I see the signs everywhere just like you do. There is Kindermusik. Then there are swimming classes, ballet classes, and language classes. You can get overcome with the number of classes out there for your baby.
We have made the decision not to attend these classes. We will send our son to swimming lessons when he is a little older, and we may offer him dance classes. My husband cannot wait until mini-soccer comes calling. I am tired just thinking about it.
In the meantime, we have decided to educate our son on our own. We have some advantages. I played several instruments for 12 years, and although I no longer play professionally, I can still strike up a tune that will interest my son. We purchased castanets, triangles, and other toys for him so that he can learn to make music. We play classical tunes in the mornings and silly children's songs in the car. Our son will learn more about music through our little informal lessons that in a course with other little tykes.
We also are teaching our son Spanish. Language skills are invaluable, and children who are bilingual before the age of five have a higher IQ. It is important to us to give him these skills. I speak French, and my husband speaks a little Spanish. We decided that Spanish was more practical, and we are learning the language and all about the customs to teach Jayden. He does not need a class; he has his everyday life where we will celebrate Spanish holidays and learning uno, dos, tres, along with one, two three.
Other parts of life, too, we can teach Jayden through informal (or even some formal) learning at home. Our baby does not need a structured environment for every moment of his day. While story time at the library will be fun when he is old enough to go, we will not need extra reading classes or craft classes.
We have decided in this time when parenting is about over-scheduling even your baby that we will stand up for Jayden's babyhood. We will let him learn for himself by pulling pots out of the cabinets and banging on them. We will let him learn for himself by playing with leaves in the park. We will let him learn by himself by sitting with a crayon and coloring book without someone hovering over him and holding his hand.

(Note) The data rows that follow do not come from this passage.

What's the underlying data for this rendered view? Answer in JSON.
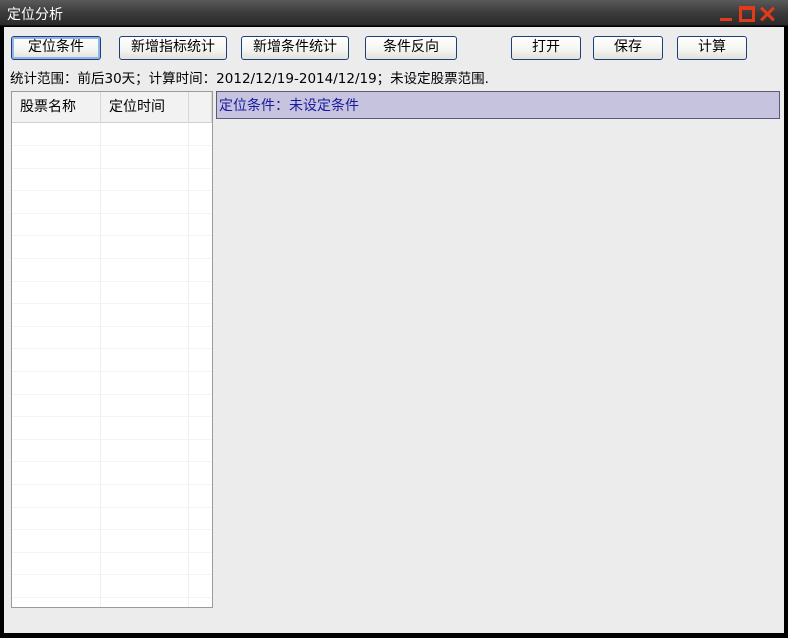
{
  "window": {
    "title": "定位分析"
  },
  "toolbar": {
    "buttons": [
      {
        "label": "定位条件"
      },
      {
        "label": "新增指标统计"
      },
      {
        "label": "新增条件统计"
      },
      {
        "label": "条件反向"
      },
      {
        "label": "打开"
      },
      {
        "label": "保存"
      },
      {
        "label": "计算"
      }
    ]
  },
  "info_line": "统计范围：前后30天；计算时间：2012/12/19-2014/12/19；未设定股票范围.",
  "stock_list": {
    "columns": [
      "股票名称",
      "定位时间",
      ""
    ],
    "rows": []
  },
  "condition_panel": {
    "text": "定位条件：未设定条件"
  }
}
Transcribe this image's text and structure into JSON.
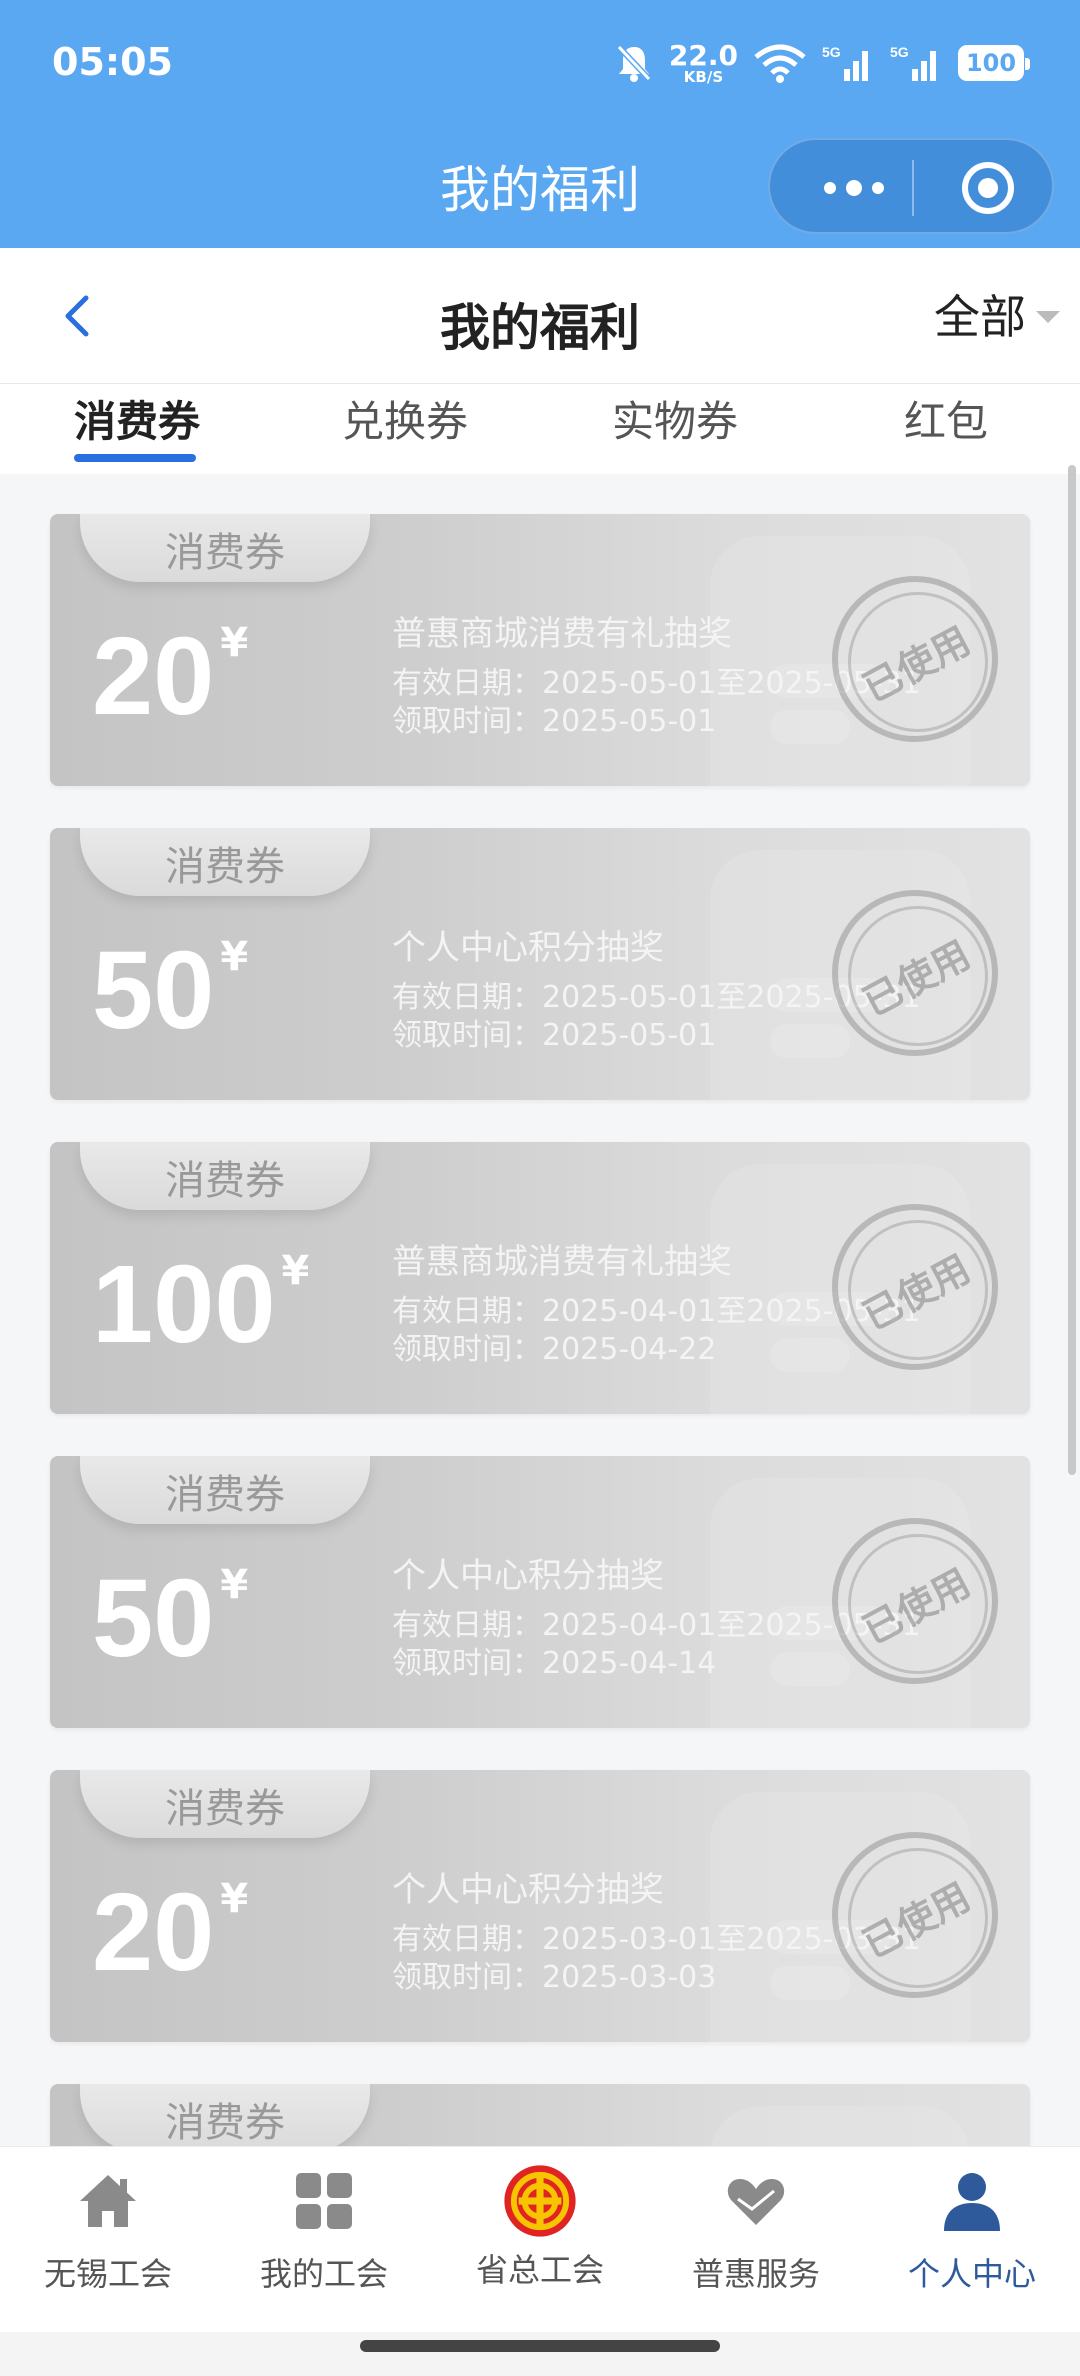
{
  "status_bar": {
    "time": "05:05",
    "net_speed_value": "22.0",
    "net_speed_unit": "KB/S",
    "signal1": "5G",
    "signal2": "5G",
    "battery": "100"
  },
  "mini_program": {
    "title": "我的福利"
  },
  "header": {
    "title": "我的福利",
    "filter_label": "全部"
  },
  "tabs": [
    {
      "label": "消费券",
      "active": true
    },
    {
      "label": "兑换券",
      "active": false
    },
    {
      "label": "实物券",
      "active": false
    },
    {
      "label": "红包",
      "active": false
    }
  ],
  "coupons": [
    {
      "tag": "消费券",
      "amount": "20",
      "unit": "¥",
      "name": "普惠商城消费有礼抽奖",
      "valid_label": "有效日期：",
      "valid": "2025-05-01至2025-05-31",
      "received_label": "领取时间：",
      "received": "2025-05-01",
      "stamp": "已使用"
    },
    {
      "tag": "消费券",
      "amount": "50",
      "unit": "¥",
      "name": "个人中心积分抽奖",
      "valid_label": "有效日期：",
      "valid": "2025-05-01至2025-05-31",
      "received_label": "领取时间：",
      "received": "2025-05-01",
      "stamp": "已使用"
    },
    {
      "tag": "消费券",
      "amount": "100",
      "unit": "¥",
      "name": "普惠商城消费有礼抽奖",
      "valid_label": "有效日期：",
      "valid": "2025-04-01至2025-05-31",
      "received_label": "领取时间：",
      "received": "2025-04-22",
      "stamp": "已使用"
    },
    {
      "tag": "消费券",
      "amount": "50",
      "unit": "¥",
      "name": "个人中心积分抽奖",
      "valid_label": "有效日期：",
      "valid": "2025-04-01至2025-05-31",
      "received_label": "领取时间：",
      "received": "2025-04-14",
      "stamp": "已使用"
    },
    {
      "tag": "消费券",
      "amount": "20",
      "unit": "¥",
      "name": "个人中心积分抽奖",
      "valid_label": "有效日期：",
      "valid": "2025-03-01至2025-03-31",
      "received_label": "领取时间：",
      "received": "2025-03-03",
      "stamp": "已使用"
    },
    {
      "tag": "消费券"
    }
  ],
  "tabbar": [
    {
      "label": "无锡工会",
      "icon": "home-icon"
    },
    {
      "label": "我的工会",
      "icon": "grid-icon"
    },
    {
      "label": "省总工会",
      "icon": "union-emblem-icon"
    },
    {
      "label": "普惠服务",
      "icon": "heart-hands-icon"
    },
    {
      "label": "个人中心",
      "icon": "person-icon",
      "active": true
    }
  ],
  "colors": {
    "header_blue": "#5aa8f2",
    "tab_indicator": "#2a6fe0",
    "active_tab_label": "#2e5a9c"
  }
}
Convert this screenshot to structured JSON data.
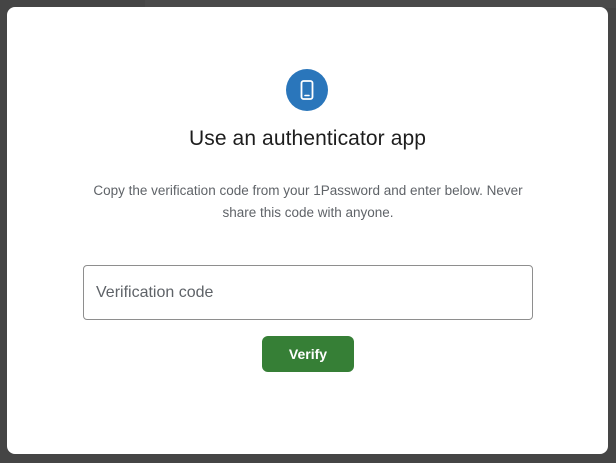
{
  "dialog": {
    "icon": "smartphone-icon",
    "title": "Use an authenticator app",
    "description": "Copy the verification code from your 1Password and enter below. Never share this code with anyone.",
    "code_field": {
      "placeholder": "Verification code",
      "value": ""
    },
    "verify_label": "Verify"
  },
  "colors": {
    "icon_circle": "#2a76bb",
    "verify_button": "#367f36",
    "backdrop": "#454545"
  }
}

In short, we will let him be a baby. While we do believe in fostering Jayden's intelligence, we also believe that being a baby is about exploring and forming an identity, not about running to classes. I hope that in the next few years, parents will see that they can sit back and enjoy their babies. These little ones need to be permitted to find themselves and experience their inner creativity on their own. That does not mean that we should eschew all lessons, but perhaps we should wait until the baby gets old enough to express an interest.